An empty capacitor can pass loads of current, because there’s no voltage in it pushing back, so it’ll start out acting as a wire, then act more as a resistor as it’s being charged, until it’s full and acts like an open circuit. When it’s being discharged, it’ll act like a tiny battery that quickly runs out, before returning to wire->resistor->open circuit.

An inductor does the exact opposite: as soon as power is applied, a magnetic field is created which induces an opposing voltage that tries to eliminate the current flowing. If it got eliminated completely the field would stop changing, and only changing fields can cause induction, so there’ll be a balance where the field is slowly changing and the current slowly increasing, just as if there was a resistor with gradually diminishing resistance.

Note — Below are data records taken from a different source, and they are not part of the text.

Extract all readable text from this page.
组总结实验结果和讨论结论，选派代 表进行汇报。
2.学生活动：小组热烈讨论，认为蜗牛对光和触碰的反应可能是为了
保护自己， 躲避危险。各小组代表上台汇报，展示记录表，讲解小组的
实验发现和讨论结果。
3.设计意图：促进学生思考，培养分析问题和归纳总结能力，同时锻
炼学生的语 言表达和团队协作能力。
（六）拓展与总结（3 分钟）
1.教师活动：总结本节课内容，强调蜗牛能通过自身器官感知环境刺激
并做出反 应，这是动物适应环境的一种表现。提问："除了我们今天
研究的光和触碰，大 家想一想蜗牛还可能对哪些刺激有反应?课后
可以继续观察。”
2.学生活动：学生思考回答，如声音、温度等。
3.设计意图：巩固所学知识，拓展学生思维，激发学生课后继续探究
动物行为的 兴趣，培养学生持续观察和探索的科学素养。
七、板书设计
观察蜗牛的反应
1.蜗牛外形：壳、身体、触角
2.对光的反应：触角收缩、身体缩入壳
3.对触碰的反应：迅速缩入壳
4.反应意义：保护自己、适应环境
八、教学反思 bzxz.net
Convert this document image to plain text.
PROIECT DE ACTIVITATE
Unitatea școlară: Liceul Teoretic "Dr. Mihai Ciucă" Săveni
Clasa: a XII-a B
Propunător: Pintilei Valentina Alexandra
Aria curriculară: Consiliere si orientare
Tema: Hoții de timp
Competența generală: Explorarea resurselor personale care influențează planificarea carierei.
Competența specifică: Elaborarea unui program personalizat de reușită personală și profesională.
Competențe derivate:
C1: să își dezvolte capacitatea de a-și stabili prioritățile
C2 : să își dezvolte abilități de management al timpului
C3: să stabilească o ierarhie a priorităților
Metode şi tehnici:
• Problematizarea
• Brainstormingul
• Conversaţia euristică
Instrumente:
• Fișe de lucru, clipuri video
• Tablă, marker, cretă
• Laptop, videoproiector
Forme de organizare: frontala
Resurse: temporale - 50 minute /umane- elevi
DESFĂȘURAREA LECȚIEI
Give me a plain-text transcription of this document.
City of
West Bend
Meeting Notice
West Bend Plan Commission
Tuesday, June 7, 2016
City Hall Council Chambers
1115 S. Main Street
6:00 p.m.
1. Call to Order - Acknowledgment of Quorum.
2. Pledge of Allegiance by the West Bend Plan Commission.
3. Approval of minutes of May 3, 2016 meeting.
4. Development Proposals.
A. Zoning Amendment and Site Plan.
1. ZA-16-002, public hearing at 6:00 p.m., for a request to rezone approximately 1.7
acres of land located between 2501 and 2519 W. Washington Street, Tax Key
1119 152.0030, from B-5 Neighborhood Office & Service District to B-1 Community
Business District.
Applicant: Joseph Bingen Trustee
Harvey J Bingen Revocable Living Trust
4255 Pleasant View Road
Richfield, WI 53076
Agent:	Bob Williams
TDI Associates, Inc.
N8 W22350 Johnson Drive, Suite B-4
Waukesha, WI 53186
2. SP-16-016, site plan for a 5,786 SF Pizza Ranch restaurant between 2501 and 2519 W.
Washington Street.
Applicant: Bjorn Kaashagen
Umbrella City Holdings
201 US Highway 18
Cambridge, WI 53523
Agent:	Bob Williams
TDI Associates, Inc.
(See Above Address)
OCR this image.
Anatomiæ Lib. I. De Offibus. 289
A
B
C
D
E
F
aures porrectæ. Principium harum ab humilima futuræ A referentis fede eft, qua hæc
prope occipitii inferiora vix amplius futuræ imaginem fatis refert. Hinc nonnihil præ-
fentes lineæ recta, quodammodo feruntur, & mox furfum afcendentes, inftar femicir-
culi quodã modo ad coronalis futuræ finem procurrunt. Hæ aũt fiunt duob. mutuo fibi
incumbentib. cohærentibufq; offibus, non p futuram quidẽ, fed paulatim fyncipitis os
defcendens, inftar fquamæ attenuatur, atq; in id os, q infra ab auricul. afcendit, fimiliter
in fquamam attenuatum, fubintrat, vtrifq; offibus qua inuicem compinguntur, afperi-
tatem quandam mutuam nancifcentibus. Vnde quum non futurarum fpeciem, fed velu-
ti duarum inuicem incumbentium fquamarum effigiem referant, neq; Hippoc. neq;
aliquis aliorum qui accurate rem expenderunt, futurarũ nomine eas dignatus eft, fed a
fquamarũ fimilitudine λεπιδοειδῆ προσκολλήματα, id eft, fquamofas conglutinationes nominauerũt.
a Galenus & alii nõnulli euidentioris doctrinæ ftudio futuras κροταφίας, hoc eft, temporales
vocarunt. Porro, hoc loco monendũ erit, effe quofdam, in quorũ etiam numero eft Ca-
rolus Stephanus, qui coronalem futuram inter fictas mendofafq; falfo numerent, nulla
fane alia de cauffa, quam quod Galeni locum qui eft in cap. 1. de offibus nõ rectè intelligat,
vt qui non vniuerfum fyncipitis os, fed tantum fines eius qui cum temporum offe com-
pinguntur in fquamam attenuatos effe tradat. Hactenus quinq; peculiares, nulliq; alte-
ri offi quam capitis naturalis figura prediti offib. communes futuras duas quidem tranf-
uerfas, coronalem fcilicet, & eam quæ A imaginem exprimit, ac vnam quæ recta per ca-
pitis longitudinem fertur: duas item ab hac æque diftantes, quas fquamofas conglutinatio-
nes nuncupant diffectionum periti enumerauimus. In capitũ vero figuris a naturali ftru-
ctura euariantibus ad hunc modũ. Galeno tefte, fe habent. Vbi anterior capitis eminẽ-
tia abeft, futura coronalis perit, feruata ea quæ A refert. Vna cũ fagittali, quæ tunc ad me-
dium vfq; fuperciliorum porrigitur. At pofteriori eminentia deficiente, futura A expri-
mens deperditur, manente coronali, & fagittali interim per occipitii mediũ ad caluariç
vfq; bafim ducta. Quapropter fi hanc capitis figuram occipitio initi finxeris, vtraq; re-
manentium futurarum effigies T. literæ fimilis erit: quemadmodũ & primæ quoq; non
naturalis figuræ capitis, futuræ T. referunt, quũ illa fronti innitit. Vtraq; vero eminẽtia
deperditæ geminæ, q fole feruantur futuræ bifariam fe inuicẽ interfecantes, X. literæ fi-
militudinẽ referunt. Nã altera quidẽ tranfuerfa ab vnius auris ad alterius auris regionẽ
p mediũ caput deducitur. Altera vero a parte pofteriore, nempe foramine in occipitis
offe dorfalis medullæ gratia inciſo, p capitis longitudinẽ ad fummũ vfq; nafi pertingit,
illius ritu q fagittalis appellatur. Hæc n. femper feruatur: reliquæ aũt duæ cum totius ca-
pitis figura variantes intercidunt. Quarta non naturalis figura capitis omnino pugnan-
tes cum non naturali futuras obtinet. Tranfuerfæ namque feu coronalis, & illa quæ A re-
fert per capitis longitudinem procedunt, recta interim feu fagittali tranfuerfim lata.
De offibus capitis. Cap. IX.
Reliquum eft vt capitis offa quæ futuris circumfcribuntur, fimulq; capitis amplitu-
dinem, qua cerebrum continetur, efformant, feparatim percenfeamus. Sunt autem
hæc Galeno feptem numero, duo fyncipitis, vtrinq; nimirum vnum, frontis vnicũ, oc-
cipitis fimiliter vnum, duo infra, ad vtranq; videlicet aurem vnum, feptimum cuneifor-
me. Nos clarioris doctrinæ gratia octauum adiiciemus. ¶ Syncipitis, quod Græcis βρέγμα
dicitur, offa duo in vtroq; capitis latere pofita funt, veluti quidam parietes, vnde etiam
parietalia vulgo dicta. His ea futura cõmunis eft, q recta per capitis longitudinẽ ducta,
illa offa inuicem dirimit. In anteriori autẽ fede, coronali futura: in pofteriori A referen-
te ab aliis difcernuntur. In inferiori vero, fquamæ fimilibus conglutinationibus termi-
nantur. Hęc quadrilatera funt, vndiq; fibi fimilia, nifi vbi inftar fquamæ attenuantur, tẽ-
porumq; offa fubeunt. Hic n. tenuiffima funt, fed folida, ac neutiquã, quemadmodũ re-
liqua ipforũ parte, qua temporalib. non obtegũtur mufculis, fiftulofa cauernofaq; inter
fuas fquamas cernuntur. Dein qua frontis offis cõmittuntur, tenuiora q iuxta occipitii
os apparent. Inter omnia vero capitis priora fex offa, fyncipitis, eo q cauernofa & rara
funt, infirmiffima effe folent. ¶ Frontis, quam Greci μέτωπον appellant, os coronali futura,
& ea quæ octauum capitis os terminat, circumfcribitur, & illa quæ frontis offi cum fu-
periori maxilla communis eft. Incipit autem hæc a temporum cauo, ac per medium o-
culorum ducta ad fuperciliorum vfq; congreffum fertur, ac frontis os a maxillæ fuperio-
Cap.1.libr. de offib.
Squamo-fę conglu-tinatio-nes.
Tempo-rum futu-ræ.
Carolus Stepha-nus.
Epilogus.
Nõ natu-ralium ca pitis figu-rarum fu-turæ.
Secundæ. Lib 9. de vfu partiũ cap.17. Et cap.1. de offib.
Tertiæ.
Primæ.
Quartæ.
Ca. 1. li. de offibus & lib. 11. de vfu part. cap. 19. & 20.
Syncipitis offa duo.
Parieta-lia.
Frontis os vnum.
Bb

But just like a capacitor, the inductor stores the energy being put in before reaching steady state, so if you try to diminish the current, the magnetic field will fight this as well, now by generating more current as it winds down.

Fun fact: you can create high currents by shorting out a fully charged capacitor, or high voltages by suddenly disconnecting a fully energized inductor. These are both very useful phenomena, as well as fun to play around with.